One thing that every book on writing has in common is that each begs the requisite of self-exposure, of being fiercely expressive. Natalie Goldberg in her book Writing Down the Bones compares writing to therapy, and then quickly challenges her own comparison. “Writing is deeper than therapy…” Goldberg says, “You write through your pain…you don’t discover that you write because of lack of love and then quit, as you might in therapy…seeing the reason, [and then] stop.” When writing, once you reveal something vulnerable or stirring about yourself, you’ve made your breakthrough, and you continue writing. As a writer you are constantly exploring, challenging, and developing, and challenging, understanding, and again challenging what it is you think you know about yourself, your perspective, and the universe. Through writing, you are going to experience constant emotional, physical, and spiritual growth; at the center of your being, the place that feels as though it is always filling, and demanding to erupt in your fulmination of lust and fear and power, that place is where we are writing from. You cannot be an arrogant piece of shit and be a great writer (a commercial success, perhaps, and maybe only twenty-five years ago, and more), emotional growth and evolution are in the job description for being an honest and successful writer, especially today.
Every writer—every professional, regardless of their profession—will reach a point in their career, when they acknowledge the need—and desire, really—to master the principles of their work (if they haven’t already).
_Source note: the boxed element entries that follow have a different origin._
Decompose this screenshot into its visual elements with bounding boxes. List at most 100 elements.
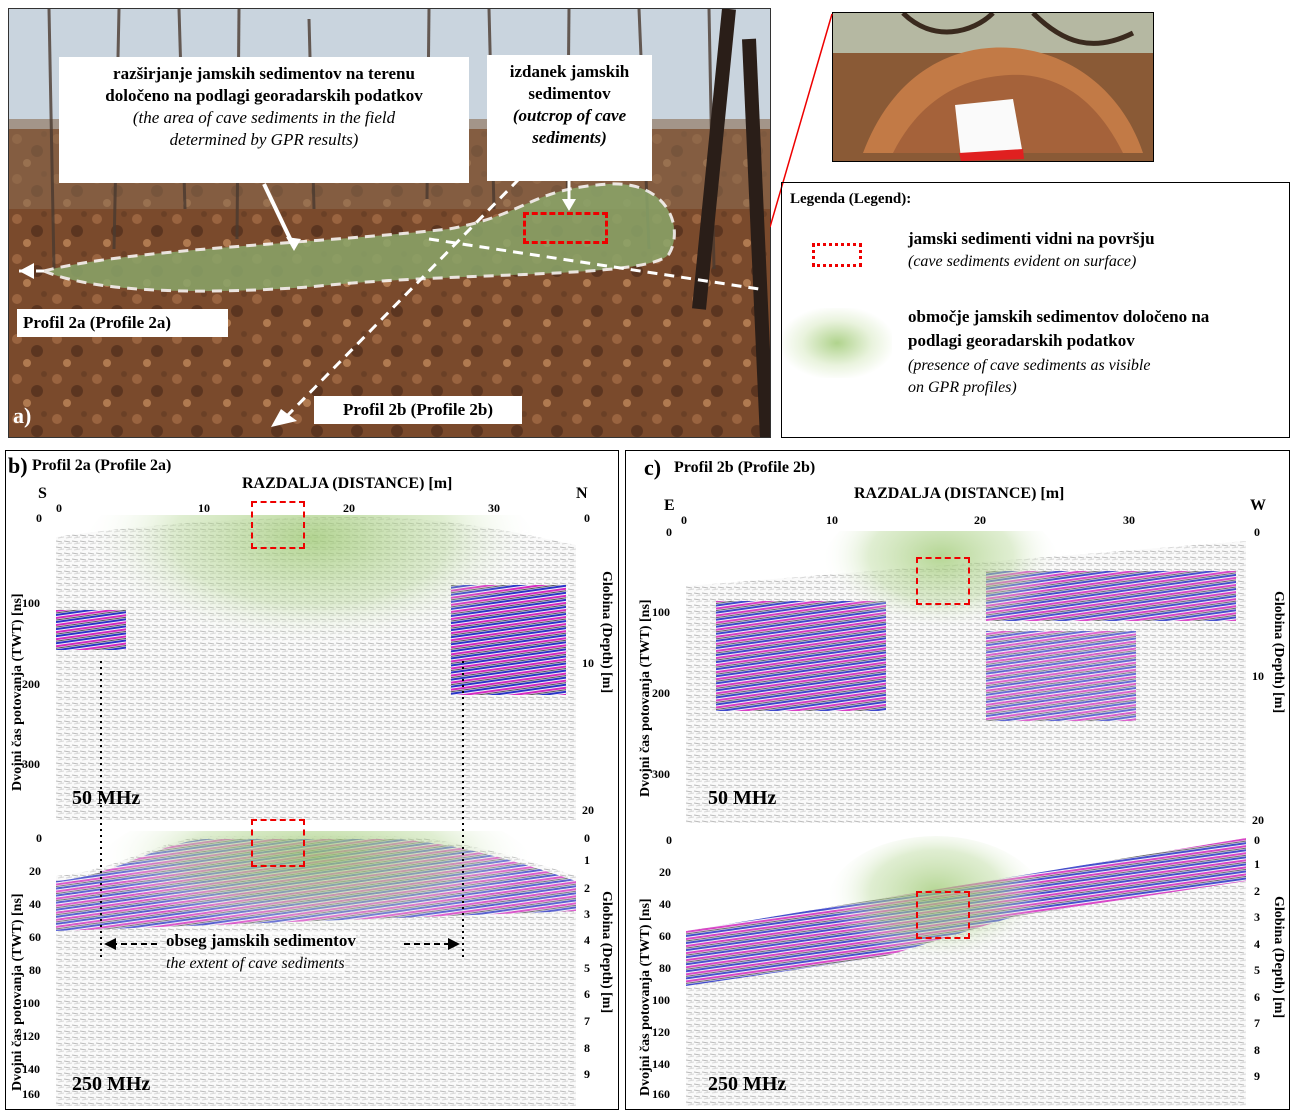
b-bot-ytick-60: 60 [29,930,41,944]
b-xtick-20: 20 [343,501,355,515]
c-top-depth-10: 10 [1252,669,1264,683]
legend-item1-line2: (cave sediments evident on surface) [908,253,1137,270]
legend-item1-line1: jamski sedimenti vidni na površju [908,229,1155,248]
legend-item2-line2: podlagi georadarskih podatkov [908,331,1135,350]
c-top-ylabel-right: Globina (Depth) [m] [1271,591,1286,714]
c-top-ylabel: Dvojni čas potovanja (TWT) [ns] [638,599,653,797]
c-bot-depth-3: 3 [1254,910,1260,924]
b-top-ylabel: Dvojni čas potovanja (TWT) [ns] [10,593,25,791]
b-bottom-ylabel-right: Globina (Depth) [m] [599,891,614,1014]
c-top-ytick-300: 300 [652,767,670,781]
panel-c-left-dir: E [664,497,675,514]
c-bottom-ylabel-right: Globina (Depth) [m] [1271,896,1286,1019]
b-top-ytick-300: 300 [22,757,40,771]
panel-c: c) Profil 2b (Profile 2b) RAZDALJA (DIST… [625,450,1290,1110]
b-bot-depth-1: 1 [584,853,590,867]
c-top-depth-20: 20 [1252,813,1264,827]
c-bot-ytick-120: 120 [652,1025,670,1039]
field-photo: razširjanje jamskih sedimentov na terenu… [8,8,771,438]
c-bot-ytick-0: 0 [666,833,672,847]
c-bot-ytick-140: 140 [652,1057,670,1071]
c-bot-depth-7: 7 [1254,1016,1260,1030]
b-bot-ytick-0: 0 [36,831,42,845]
c-bot-ytick-80: 80 [659,961,671,975]
c-top-ytick-200: 200 [652,686,670,700]
c-bot-depth-0: 0 [1254,833,1260,847]
c-bot-depth-8: 8 [1254,1043,1260,1057]
b-bot-ytick-160: 160 [22,1087,40,1101]
outcrop-photo [832,12,1154,162]
b-top-ytick-200: 200 [22,677,40,691]
b-top-depth-20: 20 [582,803,594,817]
b-xtick-0: 0 [56,501,62,515]
c-bot-ytick-40: 40 [659,897,671,911]
b-bot-depth-0: 0 [584,831,590,845]
callout-right-line4: sediments) [532,128,607,147]
b-bot-depth-8: 8 [584,1041,590,1055]
b-top-freq: 50 MHz [72,787,141,809]
panel-b-title: Profil 2a (Profile 2a) [32,457,172,474]
b-250mhz-radargram [56,831,576,1106]
c-bot-depth-1: 1 [1254,857,1260,871]
callout-left: razširjanje jamskih sedimentov na terenu… [59,57,469,183]
panel-c-label: c) [644,455,662,480]
c-top-outcrop-marker [916,557,970,605]
c-xtick-10: 10 [826,513,838,527]
b-bottom-outcrop-marker [251,819,305,867]
b-bot-ytick-100: 100 [22,996,40,1010]
c-bot-depth-9: 9 [1254,1069,1260,1083]
c-xtick-0: 0 [681,513,687,527]
c-bot-depth-5: 5 [1254,963,1260,977]
outcrop-marker [523,212,608,244]
b-bot-ytick-80: 80 [29,963,41,977]
c-bot-depth-4: 4 [1254,937,1260,951]
c-bot-ytick-20: 20 [659,865,671,879]
c-250mhz-radargram [686,836,1246,1106]
callout-right-line2: sedimentov [528,84,611,103]
panel-b-left-dir: S [38,485,47,502]
b-top-ylabel-right: Globina (Depth) [m] [599,571,614,694]
legend-item2-line4: on GPR profiles) [908,379,1017,396]
callout-right-line3: (outcrop of cave [512,106,627,125]
b-bot-depth-4: 4 [584,933,590,947]
panel-a-label: a) [13,403,32,428]
c-top-ytick-0: 0 [666,525,672,539]
c-top-ytick-100: 100 [652,605,670,619]
c-bot-depth-2: 2 [1254,884,1260,898]
c-xtick-20: 20 [974,513,986,527]
c-top-freq: 50 MHz [708,787,777,809]
panel-c-title: Profil 2b (Profile 2b) [674,459,816,476]
c-bot-depth-6: 6 [1254,990,1260,1004]
profile-2b-label: Profil 2b (Profile 2b) [314,396,522,424]
c-bottom-freq: 250 MHz [708,1073,787,1095]
legend-red-swatch [812,243,862,267]
c-xtick-30: 30 [1123,513,1135,527]
b-bot-ytick-20: 20 [29,864,41,878]
panel-b-label: b) [8,453,28,478]
callout-left-line4: determined by GPR results) [169,130,359,149]
b-bot-ytick-40: 40 [29,897,41,911]
callout-left-line3: (the area of cave sediments in the field [132,108,396,127]
outcrop-leader-line [770,13,833,228]
panel-b-xlabel: RAZDALJA (DISTANCE) [m] [242,475,453,492]
c-top-depth-0: 0 [1254,525,1260,539]
b-bot-ytick-140: 140 [22,1062,40,1076]
b-bot-depth-7: 7 [584,1014,590,1028]
legend-green-swatch [782,308,892,378]
c-bot-ytick-100: 100 [652,993,670,1007]
panel-c-right-dir: W [1250,497,1266,514]
b-bot-depth-5: 5 [584,961,590,975]
legend-item2-line3: (presence of cave sediments as visible [908,357,1151,374]
callout-left-line1: razširjanje jamskih sedimentov na terenu [113,64,415,83]
c-bot-ytick-160: 160 [652,1087,670,1101]
b-extent-line2: the extent of cave sediments [166,955,345,973]
c-bottom-ylabel: Dvojni čas potovanja (TWT) [ns] [638,898,653,1096]
b-top-depth-0: 0 [584,511,590,525]
b-bottom-ylabel: Dvojni čas potovanja (TWT) [ns] [10,893,25,1091]
b-50mhz-radargram [56,515,576,820]
panel-c-xlabel: RAZDALJA (DISTANCE) [m] [854,485,1065,502]
b-bot-depth-9: 9 [584,1067,590,1081]
legend: Legenda (Legend): jamski sedimenti vidni… [781,182,1290,438]
b-bot-ytick-120: 120 [22,1029,40,1043]
b-bottom-freq: 250 MHz [72,1073,151,1095]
Learn the rules of writing! So that you can know how to manipulate, bend, obscure, and ignore the rules, rightly. I didn’t learn, practice, or develop my passion for writing in my youth, and because of that I sacrificed not only a number of great opportunities but my confidence as well, and continued to for decades. The expertise of your passion is the second great prerequisite for developing a successful career. The first is to explore who you are. Strip away everything you think you know about yourself. Acknowledge the voice that narrates your identity, and go further, don’t stop where uncertainty meets reason. Sift through the self-image, and the politics, and the doctrine, and the routine, and everything that you think you know about yourself. Now let it all go. And when you’re alone, deep in your subconscious, where there is only the voice in the light (or the darkness, whatever the conditions of your subconscious may be) you can begin to reconstruct yourself as you have always imagined yourself to be, and from the inside out. Only then will you know exactly who you are, you will know your passion, and you will know how to share it with the world. The last, and most obvious of the great prerequisites for developing your passion, your career, is to never give up; it is the process that will bring success, not the resulting opus. You love the work because you love the process.
“And when he came back to, he was flat on his back on the beach in the freezing sand, and it was raining out of a low sky, and the tide was way out.”
 Wallace, David Foster. Infinite Jest. Boston, Massachusetts, Little, Brown and Company, 1996.